For now, as an experiment in how this works, I'm just using a sqlite database to store the file data.
For metadata about the media, I created an additional table in the micropub server's database. This is used to store content type, a content hash, as well as created/modified dates. The content hash is used in the media URLs on the micropub server as well as the key for the object store API so it's kind of content-addressed storage (kind of).
Implementing all of that was fairly straightforward and I had it working months ago. One of the first things I hit, though, once I had that all working was that the server library I was using sent headers as lower case ("location") whereas the client I was using to test uploads checked only for camel case header names ("Location"). This meant that the client I used to test never saw that the image was uploaded properly.

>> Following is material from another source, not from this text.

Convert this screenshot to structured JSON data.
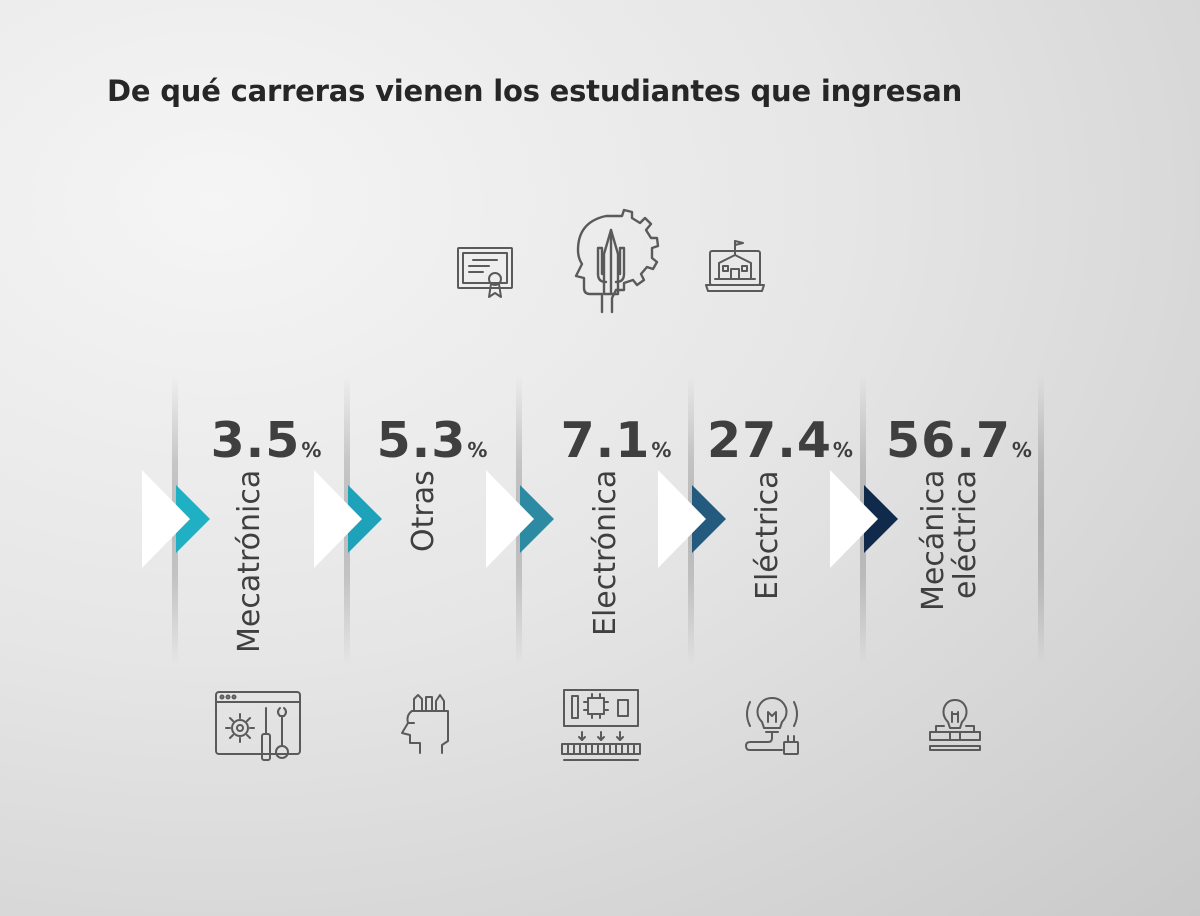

It additionally had the fallback behavior of encoding the image data as base64 and including it in the body content of the post if the upload "failed" so this made observing this failure pretty hard without actually doing a publish and ensuring the body of the new post looked right (didn't contain a giant based64 encoded image blob).
I tried working around this a few ways, specifying specifically an uppercase header name in application logic (didn't matter) as well as trying to rewrite the header with Nginx config (also didn't work although I never figured out why on this one). I also found an open pull request on the client to fix this behavior but that did not get merged during this time.
I considered writing/configuring a totally separate proxy server with the sole purpose of doing that but that seemed silly and toilsome. So that's where this implementation sat for months. At some point I became aware that the underlying libraries for the web "framework" I use now supported the camel case header output but I still let things sit. I didn't see an easy way to wire that into my server without making a modification to the framework.
Finally I realized I could configure the server separately from the handlers and managed to enable the config option I needed.
I was then finally able to test the image upload end to end and see it working!
Some things I realized when testing though:
I can post an image through the "editor" but not by posting a "note" through the same client. The "note" sends a "photo" property in the micropub post body rather than including an image tag in the content of the note and so my server (currently) does not display the image despite the upload happening properly.
- There was a related issue where uploading multiple images in the same "note" actually won't post the note at all due to decoding issues of that photo property.
- Finally, when writing this post and adding the bunny picture above at first it seemingly wasn't uploading properly (I was worried it was falling back to that base64 blob behavior). This seems to be due to differing behavior of the upload image file size? Uploading a smaller version of the same photo seems to have worked just fine... There is more debugging to do here because that's not a great limitation.
Anyway, this allowed me to merge a long-running branch and desired feature into my micropub server. Maybe I'll post more images now. Maybe it'll just unblock me from implementing more desired stuff on the server itself since I won't have to deal with maintaining that long running feature branch.